Frequently Asked Questions

Q: Do I need to shut my line down for a long extended outage to do a complete system upgrade?

A: A complete system upgrade can be broken up into many short-outage stages. IPSI can integrate new equipment into an existing process line to allow a large system upgrade to be broken into smaller iterations, requiring less continuous down time. In return, IPSI’s approach creates fewer interruptions to sales and production.

Q: Do I need to replace my DC motors with AC motors when I upgrade?

A: No, there are many options on modern DC drives that will allow you to keep your DC motors, upgrade your current DC drives, and integrate the new DC drives into a modern control system.

If you so choose to switch to AC motors, they have a lower cost of ownership and AC torque vector drives now allow vector duty AC motors to have torque-speed characteristics previously exclusive to DC motors.

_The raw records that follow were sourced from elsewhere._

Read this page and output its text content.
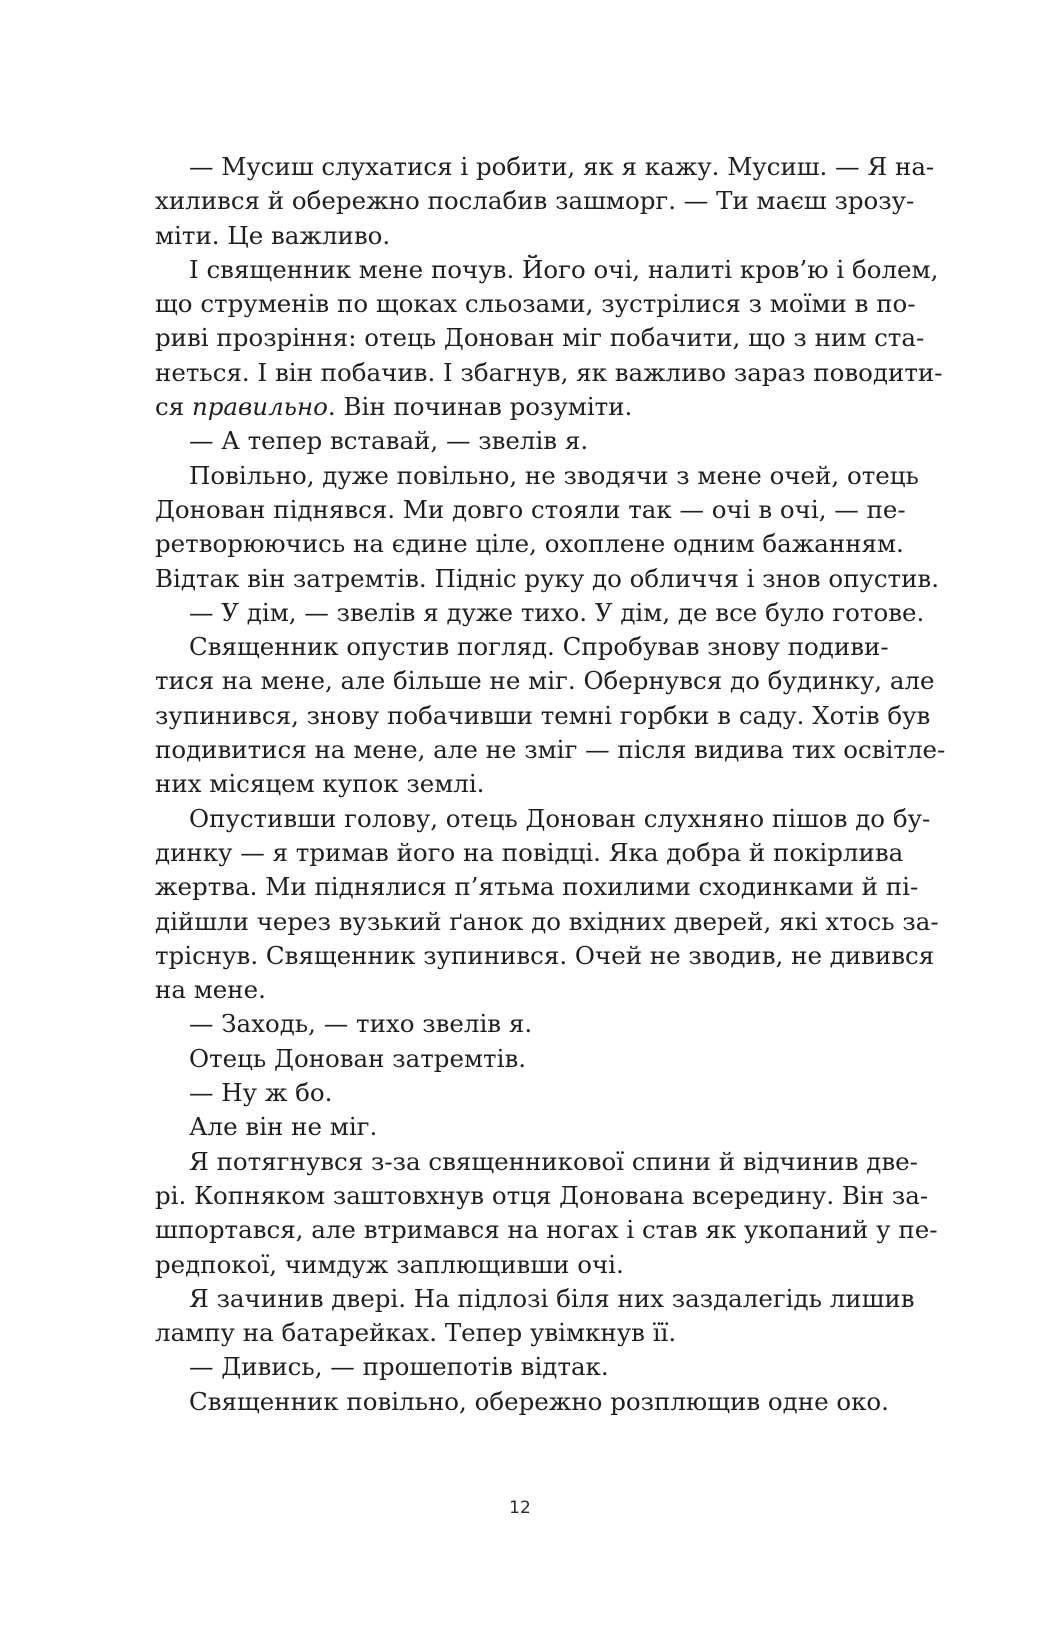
— Мусиш слухатися і робити, як я кажу. Мусиш. — Я на-
хилився й обережно послабив зашморг. — Ти маєш зрозу-
міти. Це важливо.
І священник мене почув. Його очі, налиті кров’ю і болем,
що струменів по щоках сльозами, зустрілися з моїми в по-
риві прозріння: отець Донован міг побачити, що з ним ста-
неться. І він побачив. І збагнув, як важливо зараз поводити-
ся правильно. Він починав розуміти.
— А тепер вставай, — звелів я.
Повільно, дуже повільно, не зводячи з мене очей, отець
Донован піднявся. Ми довго стояли так — очі в очі, — пе-
ретворюючись на єдине ціле, охоплене одним бажанням.
Відтак він затремтів. Підніс руку до обличчя і знов опустив.
— У дім, — звелів я дуже тихо. У дім, де все було готове.
Священник опустив погляд. Спробував знову подиви-
тися на мене, але більше не міг. Обернувся до будинку, але
зупинився, знову побачивши темні горбки в саду. Хотів був
подивитися на мене, але не зміг — після видива тих освітле-
них місяцем купок землі.
Опустивши голову, отець Донован слухняно пішов до бу-
динку — я тримав його на повідці. Яка добра й покірлива
жертва. Ми піднялися п’ятьма похилими сходинками й пі-
дійшли через вузький ґанок до вхідних дверей, які хтось за-
тріснув. Священник зупинився. Очей не зводив, не дивився
на мене.
— Заходь, — тихо звелів я.
Отець Донован затремтів.
— Ну ж бо.
Але він не міг.
Я потягнувся з-за священникової спини й відчинив две-
рі. Копняком заштовхнув отця Донована всередину. Він за-
шпортався, але втримався на ногах і став як укопаний у пе-
редпокої, чимдуж заплющивши очі.
Я зачинив двері. На підлозі біля них заздалегідь лишив
лампу на батарейках. Тепер увімкнув її.
— Дивись, — прошепотів відтак.
Священник повільно, обережно розплющив одне око.
12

IPSI’s employees are well versed in both AC and DC motor properties, drives, and placement in a coordinated control system.

 

Q: Do I need to replace everything during an upgrade?

A: IPSI can integrate older automation hardware with newer components. In many instances, we can perform a targeted upgrade on critical elements and assimilate the new hardware with the pre-existing control system.

Q: What is the difference between “coordinated drives work” and “drives work”?

A: A non-coordinated drive works to control and protect the motor based on the application. A coordinated drive lineup must additionally keep the process material (e.g., steel or aluminum) coordinated between each other to: properly accelerate and decelerate in conjunction; maintain proper strip tension; and, in some cases, time in acid, material thickness, or coating weight.

Q: I have very large industrial equipment that must move slowly to prevent damage and/or to maintain position accuracy. Can the speed of my equipment be safely increased?

A: Yes, our services can turn a piece of large industrial equipment (i.e., an automated crane, automated transfer car, or arc furnace lid) into a “virtual motion axis.” This makes the machinery behave like a large robot and improves both speed and positioning accuracy.

Q: Some integrators lock-down their control code and provide little or no documentation so only they can service the equipment. What is IPSI’s policy on control code and documentation?

A: Full transparency of action is key to the IPSI impact. For every project, IPSI provides their customers with documented control code and drawings reflecting any changes made to the system.

Q: My power bill has a “demand charge” component. What is this and how can I reduce my power bill?

A: The demand charge reflects the peak power usage during defined “demand time” periods. This can be measured, for example, in half hour intervals from 4:00 A.M. to 10:00 A.M. (e.g., 4:00 A.M. – 4:29 A.M., 4:30 A.M. – 4:59 A .M., 5:00 A.M. – 5:30 A.M.). The highest power usage during one of these clock half hours will determine the “demand charge” for the month.

By calculating where your projected power usage will be with and without a key piece of equipment, and either cutting off the equipment or adjusting the equipment’s start time, you can manage your demand charge. This practice can drastically reduce your power bill with little or no impact on overall production for the month.